This occurred about 2 minutes after the hand in the previous post. I had opened up a new table and this was my first hand played there, also at $0.25 – 0.50 6-max NL.
I am the Big Blind with 9s 6s.
Everybody folds to the Small Blind, who raises to $1.50. Since this is the first hand, I have no reads or data on his tendencies. I should assume that he is being straightforward and has something with reasonable strength. There is no reason to make assumptions otherwise based on non-existent data.
I should fold.
I should know better. Maybe it is OK to call and then play a fit-or-fold approach on the flop, although that is clearly a -EV play. At least it is lower variance than…
I call.
Flop ($3.00) Js Kc 9c. I caught the bottom end of it. Surely I can outplay this unknown.

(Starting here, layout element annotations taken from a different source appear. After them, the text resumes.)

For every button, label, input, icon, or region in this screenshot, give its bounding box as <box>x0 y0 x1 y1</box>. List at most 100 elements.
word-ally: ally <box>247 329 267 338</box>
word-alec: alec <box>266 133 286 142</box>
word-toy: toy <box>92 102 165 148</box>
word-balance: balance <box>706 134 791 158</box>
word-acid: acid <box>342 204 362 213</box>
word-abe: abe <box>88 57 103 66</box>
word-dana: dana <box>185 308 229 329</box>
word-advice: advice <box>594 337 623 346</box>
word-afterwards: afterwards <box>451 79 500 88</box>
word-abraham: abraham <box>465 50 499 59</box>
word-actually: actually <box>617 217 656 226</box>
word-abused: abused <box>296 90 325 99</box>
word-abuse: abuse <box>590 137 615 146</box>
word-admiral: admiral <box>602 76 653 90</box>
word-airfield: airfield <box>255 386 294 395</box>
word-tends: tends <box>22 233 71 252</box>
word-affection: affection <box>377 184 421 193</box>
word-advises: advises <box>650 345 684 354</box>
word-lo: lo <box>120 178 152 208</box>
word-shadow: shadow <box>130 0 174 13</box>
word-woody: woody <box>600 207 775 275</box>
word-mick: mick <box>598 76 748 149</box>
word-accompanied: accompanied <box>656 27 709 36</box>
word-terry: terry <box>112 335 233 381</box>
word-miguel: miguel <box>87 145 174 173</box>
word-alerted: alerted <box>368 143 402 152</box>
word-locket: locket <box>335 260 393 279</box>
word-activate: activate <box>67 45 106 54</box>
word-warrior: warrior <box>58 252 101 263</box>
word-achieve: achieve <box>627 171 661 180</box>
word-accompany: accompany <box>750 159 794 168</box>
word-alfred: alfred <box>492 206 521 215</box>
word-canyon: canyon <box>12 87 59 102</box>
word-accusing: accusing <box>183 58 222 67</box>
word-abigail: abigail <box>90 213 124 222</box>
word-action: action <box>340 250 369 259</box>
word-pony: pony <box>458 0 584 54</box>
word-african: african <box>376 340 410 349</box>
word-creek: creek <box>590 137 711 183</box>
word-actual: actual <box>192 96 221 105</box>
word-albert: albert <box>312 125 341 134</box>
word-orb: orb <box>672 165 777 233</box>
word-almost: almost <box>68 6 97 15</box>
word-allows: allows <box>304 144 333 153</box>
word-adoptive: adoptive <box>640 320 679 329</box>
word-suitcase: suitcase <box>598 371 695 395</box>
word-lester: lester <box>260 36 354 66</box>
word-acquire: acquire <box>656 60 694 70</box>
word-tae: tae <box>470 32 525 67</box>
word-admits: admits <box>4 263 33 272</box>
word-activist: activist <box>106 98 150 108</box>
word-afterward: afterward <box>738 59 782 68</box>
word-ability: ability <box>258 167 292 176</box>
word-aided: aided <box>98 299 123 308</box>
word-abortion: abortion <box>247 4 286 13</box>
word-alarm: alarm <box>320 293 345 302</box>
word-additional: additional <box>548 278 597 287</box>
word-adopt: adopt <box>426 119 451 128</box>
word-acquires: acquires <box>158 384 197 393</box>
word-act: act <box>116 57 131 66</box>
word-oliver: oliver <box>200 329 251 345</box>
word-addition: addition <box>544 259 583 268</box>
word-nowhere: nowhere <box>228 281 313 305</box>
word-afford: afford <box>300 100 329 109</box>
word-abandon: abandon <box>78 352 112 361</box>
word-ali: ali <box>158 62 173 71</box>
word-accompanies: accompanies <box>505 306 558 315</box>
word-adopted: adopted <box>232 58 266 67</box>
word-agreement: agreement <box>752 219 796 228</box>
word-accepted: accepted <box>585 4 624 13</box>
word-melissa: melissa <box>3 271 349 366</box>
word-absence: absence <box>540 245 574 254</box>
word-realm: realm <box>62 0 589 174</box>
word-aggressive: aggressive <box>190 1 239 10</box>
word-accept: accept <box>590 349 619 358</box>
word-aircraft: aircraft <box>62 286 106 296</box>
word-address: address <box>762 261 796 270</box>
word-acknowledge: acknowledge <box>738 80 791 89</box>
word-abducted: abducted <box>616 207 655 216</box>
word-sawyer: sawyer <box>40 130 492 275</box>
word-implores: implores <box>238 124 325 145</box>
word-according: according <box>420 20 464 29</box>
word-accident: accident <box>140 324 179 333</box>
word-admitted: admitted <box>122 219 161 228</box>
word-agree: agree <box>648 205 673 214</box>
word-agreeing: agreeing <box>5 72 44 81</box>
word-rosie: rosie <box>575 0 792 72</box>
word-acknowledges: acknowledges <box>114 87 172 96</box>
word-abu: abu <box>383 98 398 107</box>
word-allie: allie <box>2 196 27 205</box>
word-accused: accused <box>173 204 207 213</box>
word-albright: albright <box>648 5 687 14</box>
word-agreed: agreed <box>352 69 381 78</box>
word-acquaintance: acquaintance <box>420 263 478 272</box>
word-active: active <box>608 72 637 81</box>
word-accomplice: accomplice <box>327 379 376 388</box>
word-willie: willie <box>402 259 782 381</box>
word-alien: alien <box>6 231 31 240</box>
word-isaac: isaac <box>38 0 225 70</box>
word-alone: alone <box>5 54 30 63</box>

SB bets $3, playing right into my strategy. (Who am I kidding? I don’t have a strategy here, other than bullying my way through this hand.)
I raise to $7.50. That should end it. Not so big of a raise that it looks like I’m trying to push him off the pot, not so small that I look too timid. SB calls.

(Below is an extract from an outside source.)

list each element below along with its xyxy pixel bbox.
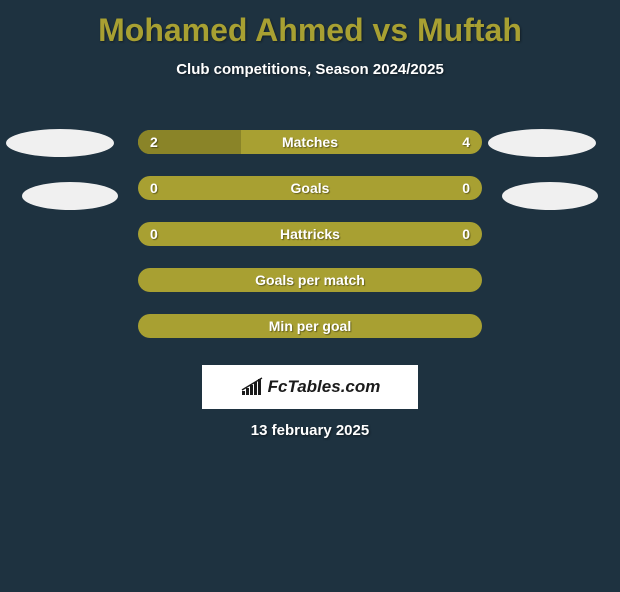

Turn ($18.00) Ks. A perfect card for a second barrel. I’m representing a K and this certainly helps.
SB checks and I bet $11, feeling a little bit of guilty pleasure over the anticipated pickup in just one hand here. THEY… WILL… FEAR… ME… AT… THIS… TABLE!!!

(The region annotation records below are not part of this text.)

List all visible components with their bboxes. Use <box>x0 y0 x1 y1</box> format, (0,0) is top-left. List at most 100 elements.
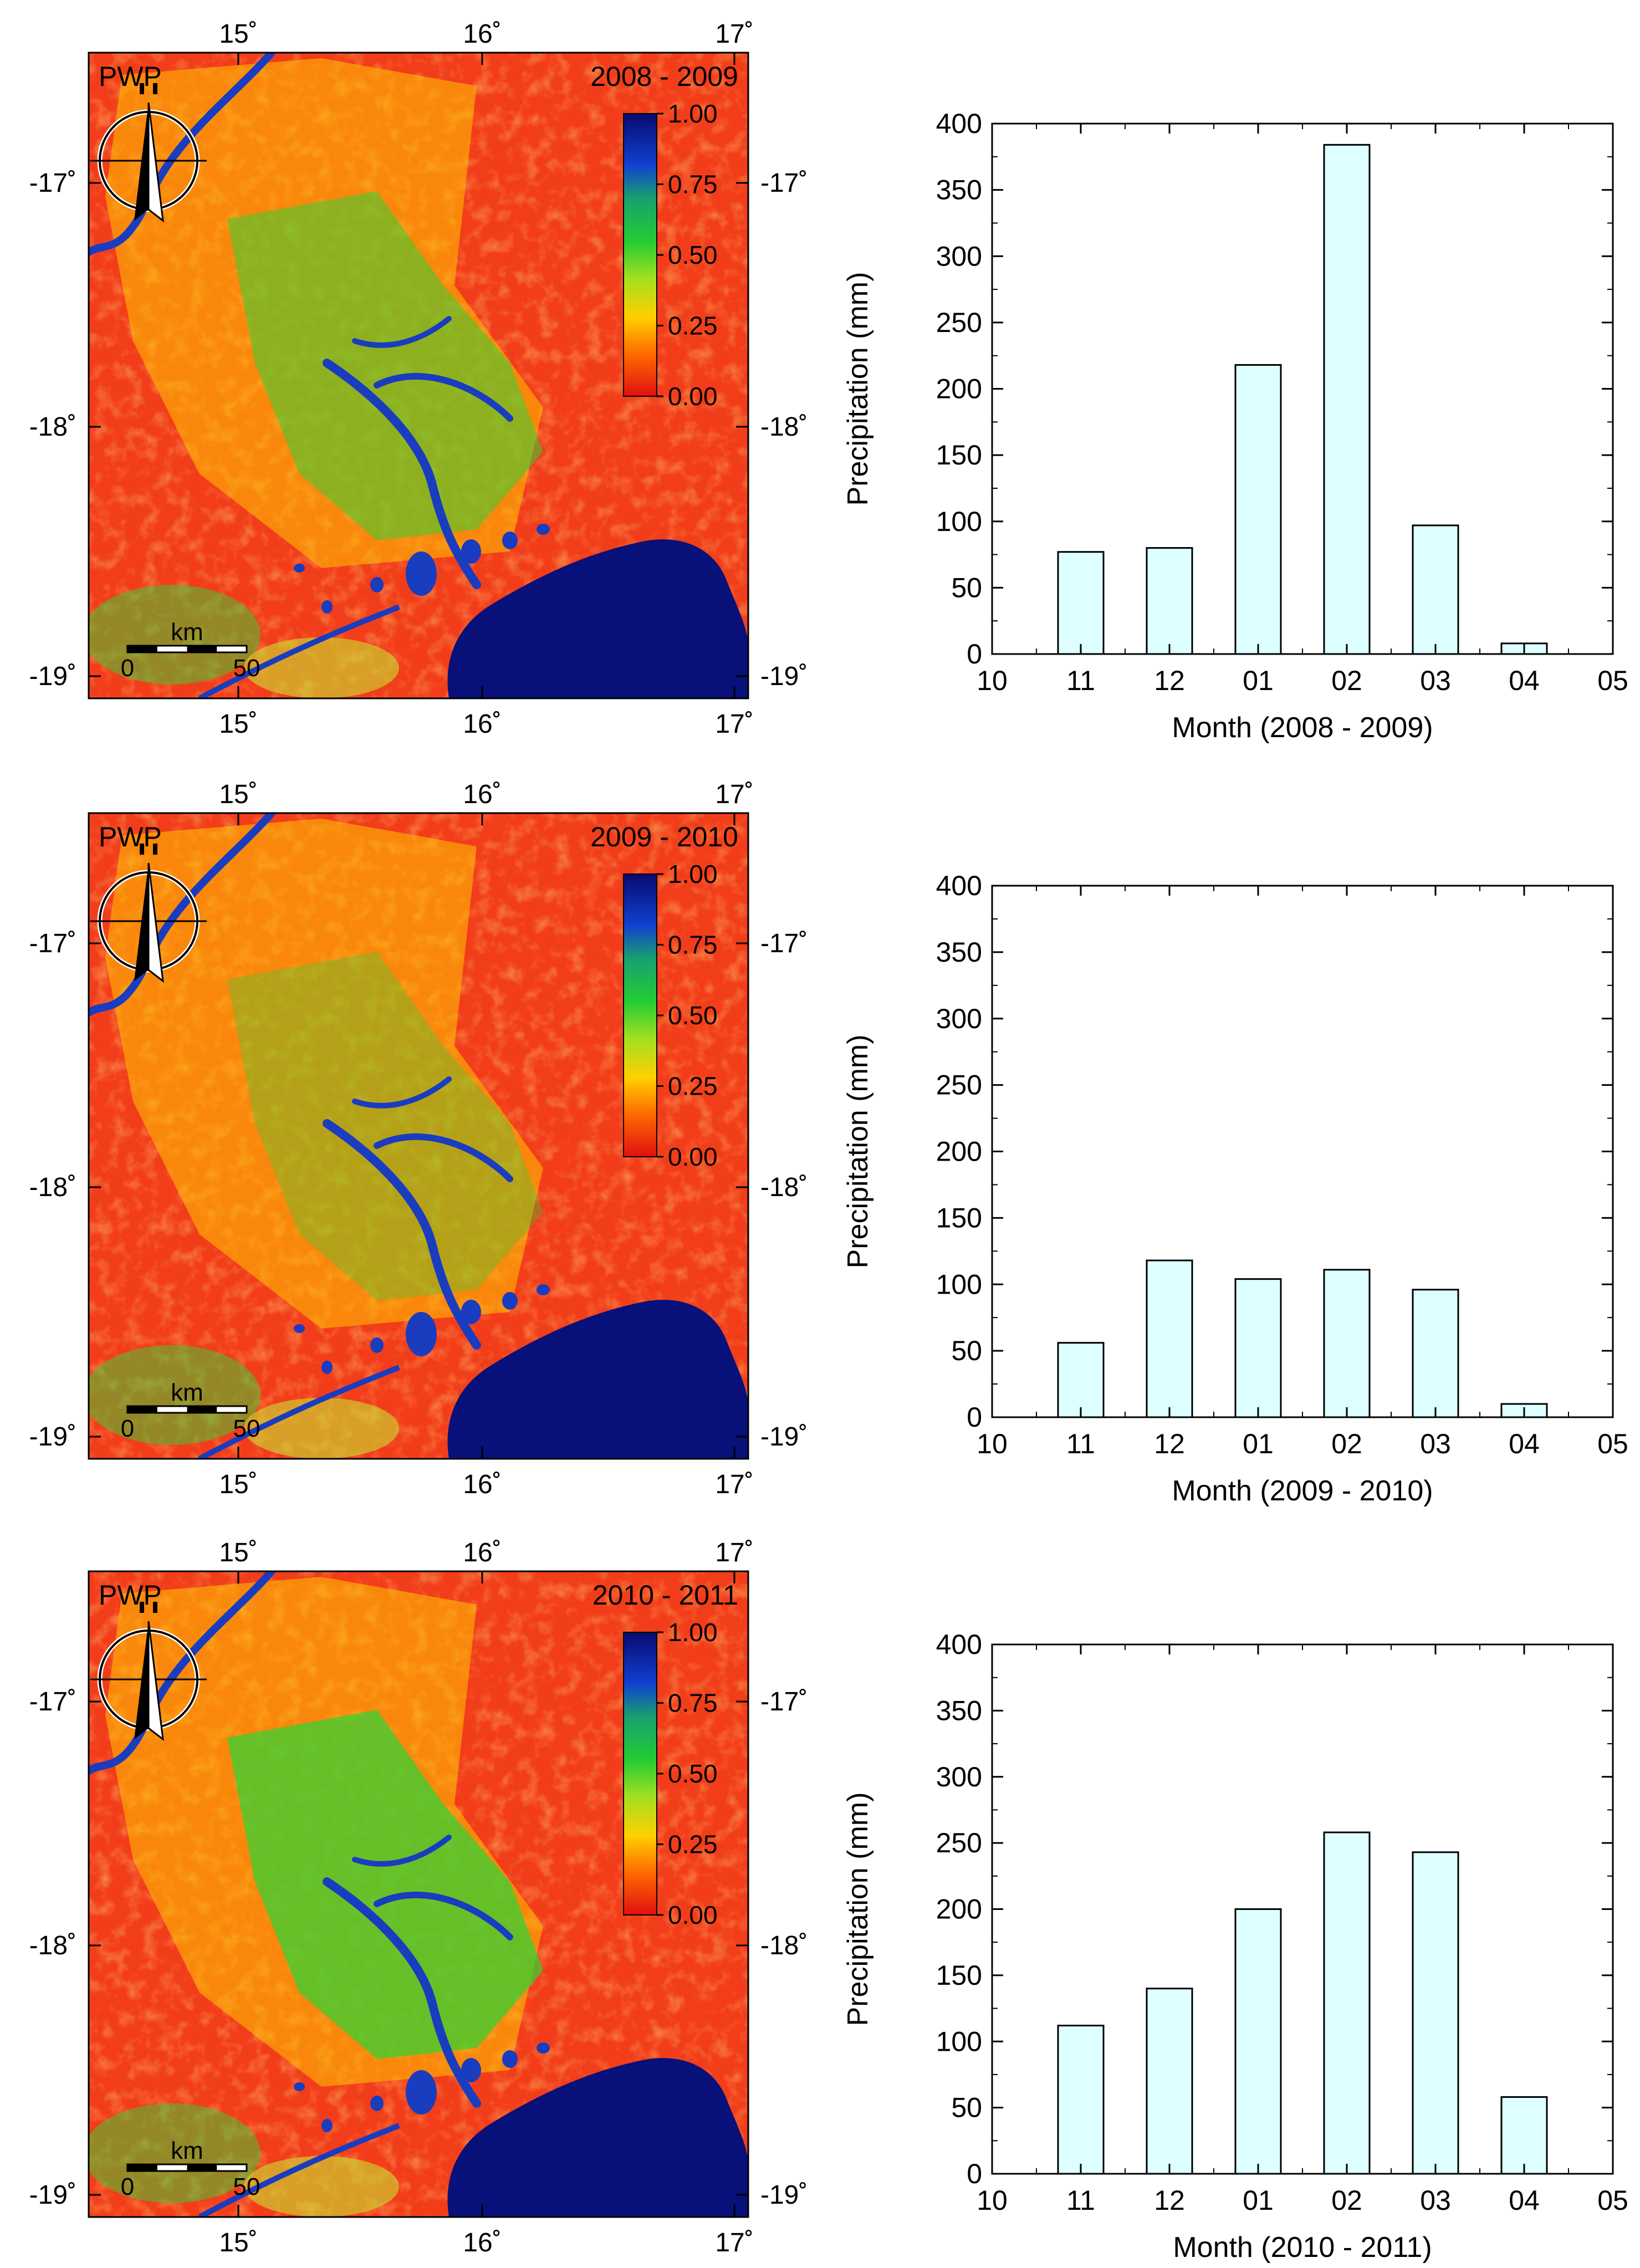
y-tick-label: 400 <box>936 108 982 139</box>
north-n-glyph <box>140 844 144 855</box>
y-axis-label: Precipitation (mm) <box>842 1792 874 2026</box>
pan-lake <box>502 1292 518 1310</box>
y-tick-label: 200 <box>936 374 982 405</box>
pan-lake <box>502 2050 518 2068</box>
x-tick-label: 11 <box>1066 665 1095 696</box>
pan-lake <box>502 532 518 549</box>
y-tick-label: 300 <box>936 241 982 272</box>
bar-chart: 0 50 100 150 200 250 300 350 400 10 11 12 01 02 03 04 05… <box>842 108 1628 744</box>
lon-label-top: 16˚ <box>463 19 501 49</box>
x-tick-label: 12 <box>1154 1428 1185 1459</box>
colorbar <box>623 1632 657 1915</box>
x-tick-label: 12 <box>1154 665 1185 696</box>
north-arrow-icon <box>147 862 164 983</box>
pan-lake <box>537 1284 550 1295</box>
green-region <box>227 191 543 540</box>
x-tick-label: 10 <box>977 2185 1008 2216</box>
green-patch <box>89 1345 260 1445</box>
y-tick-label: 100 <box>936 2026 982 2057</box>
bar <box>1412 1289 1459 1418</box>
colorbar <box>623 113 657 397</box>
lat-label-right: -17˚ <box>760 168 808 198</box>
plot-frame <box>991 885 1614 1418</box>
north-n-glyph <box>140 1602 144 1613</box>
y-tick-label: 200 <box>936 1894 982 1925</box>
pan-lake <box>370 577 384 592</box>
lat-label-left: -19˚ <box>29 2180 76 2210</box>
x-axis-label: Month (2008 - 2009) <box>1172 712 1433 744</box>
pan-lake <box>537 2042 550 2054</box>
lat-label-right: -17˚ <box>760 929 808 958</box>
lon-label-top: 16˚ <box>463 780 501 809</box>
pan-lake <box>370 1337 384 1353</box>
pan-lake <box>370 2096 384 2111</box>
x-tick-label: 05 <box>1597 1428 1628 1459</box>
north-n-glyph <box>140 83 144 94</box>
lon-label-top: 15˚ <box>219 1538 257 1567</box>
pan-lake <box>321 600 333 614</box>
scalebar-end: 50 <box>233 655 260 682</box>
y-tick-label: 50 <box>951 2092 982 2123</box>
colorbar <box>623 874 657 1157</box>
lat-label-left: -17˚ <box>29 1687 76 1717</box>
green-patch <box>244 2156 399 2217</box>
scalebar-segment <box>187 1406 217 1413</box>
north-arrow-icon <box>134 1621 149 1739</box>
green-patch <box>244 637 399 698</box>
y-tick-label: 50 <box>951 572 982 603</box>
y-tick-label: 300 <box>936 1003 982 1034</box>
map-period: 2010 - 2011 <box>592 1580 738 1611</box>
bar <box>1323 144 1371 655</box>
y-tick-label: 0 <box>967 2158 982 2189</box>
x-tick-label: 04 <box>1509 665 1540 696</box>
y-tick-label: 400 <box>936 870 982 901</box>
x-tick-label: 11 <box>1066 1428 1095 1459</box>
pan-lake <box>321 2119 333 2132</box>
x-tick-label: 04 <box>1509 1428 1540 1459</box>
map-frame <box>88 812 749 1460</box>
pan-lake <box>294 2082 305 2091</box>
colorbar-label: 0.75 <box>668 931 718 959</box>
y-tick-label: 300 <box>936 1761 982 1792</box>
map-panel: 15˚ 15˚ 16˚ 16˚ 17˚ 17˚ -17˚ -17˚ -18˚ -18˚ -19˚ -1… <box>29 19 808 739</box>
x-axis-label: Month (2009 - 2010) <box>1172 1475 1433 1507</box>
pan-lake <box>321 1361 333 1374</box>
river-channel <box>323 359 481 589</box>
y-tick-label: 100 <box>936 1269 982 1300</box>
y-tick-label: 250 <box>936 1070 982 1101</box>
salt-pan <box>447 539 748 698</box>
lat-label-left: -18˚ <box>29 412 76 442</box>
x-tick-label: 05 <box>1597 665 1628 696</box>
pan-lake <box>406 2070 437 2114</box>
map-panel: 15˚ 15˚ 16˚ 16˚ 17˚ 17˚ -17˚ -17˚ -18˚ -18˚ -19˚ -1… <box>29 1538 808 2257</box>
map-frame <box>88 1570 749 2218</box>
y-tick-label: 150 <box>936 1960 982 1991</box>
bar <box>1323 1269 1371 1418</box>
scalebar-start: 0 <box>121 2173 134 2200</box>
bar <box>1146 547 1193 655</box>
y-tick-label: 350 <box>936 175 982 206</box>
y-axis-label: Precipitation (mm) <box>842 1035 874 1269</box>
x-tick-label: 03 <box>1420 2185 1451 2216</box>
river-channel <box>198 2123 400 2217</box>
lon-label-top: 15˚ <box>219 19 257 49</box>
river-channel <box>374 372 513 422</box>
yellow-region <box>105 819 543 1329</box>
lat-label-left: -18˚ <box>29 1931 76 1960</box>
river-channel <box>323 1877 481 2108</box>
scalebar-segment <box>127 1406 157 1413</box>
bar-chart: 0 50 100 150 200 250 300 350 400 10 11 12 01 02 03 04 05… <box>842 1629 1628 2264</box>
scalebar-segment <box>187 2164 217 2171</box>
pan-lake <box>294 564 305 573</box>
bar <box>1146 1259 1193 1418</box>
green-region <box>227 952 543 1301</box>
river-channel <box>198 1365 400 1459</box>
x-tick-label: 04 <box>1509 2185 1540 2216</box>
colorbar-label: 0.00 <box>668 382 718 411</box>
y-tick-label: 100 <box>936 506 982 537</box>
lon-label-bottom: 15˚ <box>219 1470 257 1499</box>
colorbar-label: 0.50 <box>668 1001 718 1030</box>
lon-label-top: 17˚ <box>715 19 753 49</box>
lat-label-left: -17˚ <box>29 929 76 958</box>
lat-label-left: -17˚ <box>29 168 76 198</box>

SB calls again. WTF? Maybe he actually has a hand.
River ($40.00) 7s. This changes nothing, other than my only option here is to continue the ruse which probably means I have to shove, or giving up.
SB checks. I meekly check back. He is acting like he’s not going anywhere. Now this only smells like a trap.
He shows Kd Jc, for a flopped top 2 pair and turned full house. Once again, getting involved in a blind vs. blind leveling war only backfires.
Who said: “When you look around the table and can’t figure who is the biggest fish, you’re probably it”?
Year-to-date and month-to-date online results: (- $851). Running bad. Running so so so bad.